Add to our package for comparative testing the following methods:

[Benchmark]
publicdecimalGetStockPriceFor_Await()
{
    return _stockPricesThatYield.GetStockPriceFor("MSFT");
}
[Benchmark]
publicdecimalGetStockPriceForAsync_Await()
{
    return _stockPricesThatYield.GetStockPriceForAsync("MSFT").GetAwaiter().GetResult();
}
[Benchmark]
publicdecimalGetStockPriceWithValueTaskAsync_Await()
{
    return _stockPricesThatYield.GetStockPriceValueTaskForAsync("MSFT").GetAwaiter().GetResult();
}

As you can see, the difference is palpable - both in terms of speed and in terms of memory usage. We briefly explain the results.

• Each await operation for an unfinished task runs approximately 4 microseconds and allocates nearly 300 bytes (**) for each call. That is why GetStockPriceFor runs almost twice as fast as GetStockPriceForAsync and allocates less memory.
• An asynchronous method based on ValueTask takes a little longer than the Task option when this method is not executed synchronously.
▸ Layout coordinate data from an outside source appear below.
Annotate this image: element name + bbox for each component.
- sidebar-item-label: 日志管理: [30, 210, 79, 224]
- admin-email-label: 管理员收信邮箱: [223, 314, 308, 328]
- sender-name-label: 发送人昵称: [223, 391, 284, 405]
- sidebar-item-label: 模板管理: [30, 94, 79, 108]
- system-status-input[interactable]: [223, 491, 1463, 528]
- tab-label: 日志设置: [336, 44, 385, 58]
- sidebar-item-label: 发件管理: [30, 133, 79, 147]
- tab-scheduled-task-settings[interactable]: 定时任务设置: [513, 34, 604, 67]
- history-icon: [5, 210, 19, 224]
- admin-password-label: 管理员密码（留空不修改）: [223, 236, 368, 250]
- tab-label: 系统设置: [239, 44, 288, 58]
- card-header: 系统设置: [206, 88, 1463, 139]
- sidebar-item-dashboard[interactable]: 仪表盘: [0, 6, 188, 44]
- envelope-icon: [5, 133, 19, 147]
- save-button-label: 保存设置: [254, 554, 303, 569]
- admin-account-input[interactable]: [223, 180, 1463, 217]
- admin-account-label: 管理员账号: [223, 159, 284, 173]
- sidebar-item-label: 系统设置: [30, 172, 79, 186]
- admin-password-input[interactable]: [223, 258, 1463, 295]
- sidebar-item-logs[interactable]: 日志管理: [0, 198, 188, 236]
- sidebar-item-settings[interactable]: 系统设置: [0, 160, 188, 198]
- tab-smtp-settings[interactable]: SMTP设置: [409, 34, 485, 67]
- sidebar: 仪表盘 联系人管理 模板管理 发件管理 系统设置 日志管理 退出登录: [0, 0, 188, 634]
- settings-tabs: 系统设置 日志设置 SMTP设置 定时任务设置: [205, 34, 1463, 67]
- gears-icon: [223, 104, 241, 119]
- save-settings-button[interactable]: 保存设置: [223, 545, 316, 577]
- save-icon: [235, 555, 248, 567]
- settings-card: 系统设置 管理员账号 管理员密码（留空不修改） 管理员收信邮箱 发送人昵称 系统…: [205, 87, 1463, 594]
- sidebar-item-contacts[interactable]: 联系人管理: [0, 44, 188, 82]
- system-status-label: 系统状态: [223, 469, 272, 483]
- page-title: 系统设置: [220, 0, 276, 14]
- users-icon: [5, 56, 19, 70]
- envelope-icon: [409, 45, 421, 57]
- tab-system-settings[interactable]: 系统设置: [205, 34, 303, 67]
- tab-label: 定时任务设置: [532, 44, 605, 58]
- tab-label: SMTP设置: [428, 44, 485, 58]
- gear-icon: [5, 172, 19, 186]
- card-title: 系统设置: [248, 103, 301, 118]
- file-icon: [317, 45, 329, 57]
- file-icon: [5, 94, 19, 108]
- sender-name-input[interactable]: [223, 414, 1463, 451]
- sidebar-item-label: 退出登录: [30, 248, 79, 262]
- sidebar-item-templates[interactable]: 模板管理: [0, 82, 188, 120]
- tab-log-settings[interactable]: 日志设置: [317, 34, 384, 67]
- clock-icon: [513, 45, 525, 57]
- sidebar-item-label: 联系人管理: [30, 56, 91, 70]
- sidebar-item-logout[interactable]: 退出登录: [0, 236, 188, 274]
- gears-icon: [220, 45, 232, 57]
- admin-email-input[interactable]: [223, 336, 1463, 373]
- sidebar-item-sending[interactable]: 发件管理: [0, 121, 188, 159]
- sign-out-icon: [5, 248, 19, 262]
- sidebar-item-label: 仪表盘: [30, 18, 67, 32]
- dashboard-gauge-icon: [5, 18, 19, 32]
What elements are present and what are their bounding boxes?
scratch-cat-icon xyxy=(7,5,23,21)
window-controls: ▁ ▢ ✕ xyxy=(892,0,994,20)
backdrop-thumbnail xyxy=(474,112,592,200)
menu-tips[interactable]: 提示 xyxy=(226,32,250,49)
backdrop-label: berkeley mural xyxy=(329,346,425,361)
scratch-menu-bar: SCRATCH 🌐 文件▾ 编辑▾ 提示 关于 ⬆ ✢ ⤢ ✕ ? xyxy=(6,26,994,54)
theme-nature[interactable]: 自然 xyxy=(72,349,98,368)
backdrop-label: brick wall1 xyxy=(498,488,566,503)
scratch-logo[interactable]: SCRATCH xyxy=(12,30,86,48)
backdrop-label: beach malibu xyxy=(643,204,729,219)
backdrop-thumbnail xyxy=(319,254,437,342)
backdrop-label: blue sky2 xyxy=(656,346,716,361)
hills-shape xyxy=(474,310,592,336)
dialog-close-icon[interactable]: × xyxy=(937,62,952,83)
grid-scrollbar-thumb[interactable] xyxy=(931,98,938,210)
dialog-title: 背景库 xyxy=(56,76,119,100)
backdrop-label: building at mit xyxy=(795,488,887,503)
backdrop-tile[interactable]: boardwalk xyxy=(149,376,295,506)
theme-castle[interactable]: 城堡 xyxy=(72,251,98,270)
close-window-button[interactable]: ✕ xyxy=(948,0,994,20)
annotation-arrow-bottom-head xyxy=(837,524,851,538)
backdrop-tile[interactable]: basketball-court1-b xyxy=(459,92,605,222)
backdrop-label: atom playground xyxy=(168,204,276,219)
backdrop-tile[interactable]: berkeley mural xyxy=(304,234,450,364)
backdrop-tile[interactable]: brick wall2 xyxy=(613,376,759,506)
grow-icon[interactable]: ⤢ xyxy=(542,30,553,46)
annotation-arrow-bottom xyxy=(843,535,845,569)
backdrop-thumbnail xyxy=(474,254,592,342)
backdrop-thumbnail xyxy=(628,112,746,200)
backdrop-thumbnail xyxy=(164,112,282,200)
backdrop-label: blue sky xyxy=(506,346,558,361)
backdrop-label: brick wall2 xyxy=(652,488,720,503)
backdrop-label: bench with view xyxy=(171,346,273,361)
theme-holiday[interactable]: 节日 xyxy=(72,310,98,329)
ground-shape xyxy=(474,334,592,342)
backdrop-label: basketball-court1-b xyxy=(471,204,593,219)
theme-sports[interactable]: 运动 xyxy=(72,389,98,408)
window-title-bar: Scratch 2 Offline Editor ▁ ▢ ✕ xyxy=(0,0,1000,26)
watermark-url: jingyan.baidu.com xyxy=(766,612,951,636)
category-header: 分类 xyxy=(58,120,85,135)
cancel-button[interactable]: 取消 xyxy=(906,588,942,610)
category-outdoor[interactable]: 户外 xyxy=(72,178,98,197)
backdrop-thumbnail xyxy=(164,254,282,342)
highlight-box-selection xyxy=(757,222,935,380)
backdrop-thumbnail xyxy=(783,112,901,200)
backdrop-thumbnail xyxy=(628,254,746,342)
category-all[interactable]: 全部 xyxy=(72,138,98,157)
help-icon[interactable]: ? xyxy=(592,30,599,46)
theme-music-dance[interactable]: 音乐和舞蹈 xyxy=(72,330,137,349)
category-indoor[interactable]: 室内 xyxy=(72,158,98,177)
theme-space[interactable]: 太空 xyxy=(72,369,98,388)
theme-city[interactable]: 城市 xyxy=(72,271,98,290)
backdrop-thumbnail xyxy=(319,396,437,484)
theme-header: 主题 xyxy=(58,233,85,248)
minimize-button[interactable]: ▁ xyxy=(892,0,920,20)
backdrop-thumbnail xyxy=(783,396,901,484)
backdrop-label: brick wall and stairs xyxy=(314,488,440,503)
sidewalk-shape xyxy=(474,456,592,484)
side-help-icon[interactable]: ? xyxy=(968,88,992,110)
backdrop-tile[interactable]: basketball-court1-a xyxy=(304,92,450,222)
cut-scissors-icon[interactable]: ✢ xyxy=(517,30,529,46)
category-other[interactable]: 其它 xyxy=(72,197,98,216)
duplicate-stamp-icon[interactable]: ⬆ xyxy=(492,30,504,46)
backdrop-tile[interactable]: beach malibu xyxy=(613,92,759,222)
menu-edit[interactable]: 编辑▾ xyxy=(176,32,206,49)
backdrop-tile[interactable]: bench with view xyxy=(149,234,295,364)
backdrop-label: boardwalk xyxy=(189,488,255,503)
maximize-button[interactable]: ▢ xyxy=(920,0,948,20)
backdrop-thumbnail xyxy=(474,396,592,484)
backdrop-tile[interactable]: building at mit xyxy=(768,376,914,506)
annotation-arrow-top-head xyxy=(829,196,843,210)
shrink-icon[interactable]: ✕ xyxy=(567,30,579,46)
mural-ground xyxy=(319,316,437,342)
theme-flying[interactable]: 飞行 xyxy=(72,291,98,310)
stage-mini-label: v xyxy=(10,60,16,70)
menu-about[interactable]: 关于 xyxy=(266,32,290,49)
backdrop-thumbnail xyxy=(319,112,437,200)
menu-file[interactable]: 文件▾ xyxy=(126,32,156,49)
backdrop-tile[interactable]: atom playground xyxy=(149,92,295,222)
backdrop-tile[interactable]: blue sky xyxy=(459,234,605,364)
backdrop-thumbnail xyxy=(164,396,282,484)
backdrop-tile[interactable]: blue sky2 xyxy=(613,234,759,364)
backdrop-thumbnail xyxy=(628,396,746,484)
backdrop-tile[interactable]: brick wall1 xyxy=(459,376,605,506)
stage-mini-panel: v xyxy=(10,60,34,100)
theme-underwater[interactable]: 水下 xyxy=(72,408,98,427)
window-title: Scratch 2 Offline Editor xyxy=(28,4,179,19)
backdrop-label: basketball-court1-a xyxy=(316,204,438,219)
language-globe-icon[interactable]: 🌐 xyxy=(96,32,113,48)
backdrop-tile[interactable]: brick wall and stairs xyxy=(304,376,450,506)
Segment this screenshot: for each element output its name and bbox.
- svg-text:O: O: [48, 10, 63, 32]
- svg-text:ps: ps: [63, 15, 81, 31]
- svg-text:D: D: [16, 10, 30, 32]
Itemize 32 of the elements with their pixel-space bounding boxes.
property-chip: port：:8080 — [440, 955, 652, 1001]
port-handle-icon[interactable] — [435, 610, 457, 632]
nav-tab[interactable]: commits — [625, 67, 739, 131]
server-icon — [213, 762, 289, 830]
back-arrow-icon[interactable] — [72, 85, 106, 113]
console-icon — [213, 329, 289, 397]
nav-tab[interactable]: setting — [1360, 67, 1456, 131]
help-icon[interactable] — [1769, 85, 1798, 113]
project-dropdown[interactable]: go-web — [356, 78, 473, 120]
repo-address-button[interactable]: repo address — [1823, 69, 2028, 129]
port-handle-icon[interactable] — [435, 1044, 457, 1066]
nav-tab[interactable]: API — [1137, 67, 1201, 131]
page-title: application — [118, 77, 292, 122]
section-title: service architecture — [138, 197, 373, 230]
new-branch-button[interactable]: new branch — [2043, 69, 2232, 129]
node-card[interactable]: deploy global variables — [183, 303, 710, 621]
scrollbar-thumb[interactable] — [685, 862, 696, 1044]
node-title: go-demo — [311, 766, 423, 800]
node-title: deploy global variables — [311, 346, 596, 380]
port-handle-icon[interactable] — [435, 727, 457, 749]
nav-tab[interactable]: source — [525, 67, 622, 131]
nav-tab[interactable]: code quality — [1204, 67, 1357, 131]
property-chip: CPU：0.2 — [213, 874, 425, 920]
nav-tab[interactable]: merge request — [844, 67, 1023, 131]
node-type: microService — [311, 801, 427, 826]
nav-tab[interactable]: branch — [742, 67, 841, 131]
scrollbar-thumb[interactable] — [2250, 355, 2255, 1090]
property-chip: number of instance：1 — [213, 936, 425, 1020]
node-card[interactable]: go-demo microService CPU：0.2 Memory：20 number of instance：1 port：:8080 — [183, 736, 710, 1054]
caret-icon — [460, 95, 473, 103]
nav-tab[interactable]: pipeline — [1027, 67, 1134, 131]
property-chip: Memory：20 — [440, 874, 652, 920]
A state machine based on ValueTask <T> must store more data than a state machine based on Task <T>.

(**) It depends on the platform (x64 or x86) and a number of local variables and arguments of the asynchronous method.

Productivity of asynchronous methods 101

• If the asynchronous method runs synchronously, the costs are quite small.
• If the asynchronous method runs synchronously, the following memory overheads arise: there are no costs for the async Task methods, and the async Task <T> methods have an overrun of 88 bytes per operation (for x64 platforms).
• ValueTask <T> eliminates the above costs for asynchronous methods that are performed synchronously.
• When an asynchronous method based on ValueTask <T> is performed synchronously, it takes a little less time than the method with Task <T>, otherwise there are slight differences in favor of the second option.
• The performance cost for asynchronous methods that are waiting for an unfinished task is much higher (approximately 300 bytes per operation for x64 platforms).

Of course, measurements are our everything. If you see that an asynchronous operation causes performance problems, you can switch from Task<T>to ValueTask<T>, cache the task, or make the common execution path synchronous, if possible. You can also try to consolidate your asynchronous operations. This will help improve performance, simplify debugging and code analysis in general. Not every small piece of code should be asynchronous.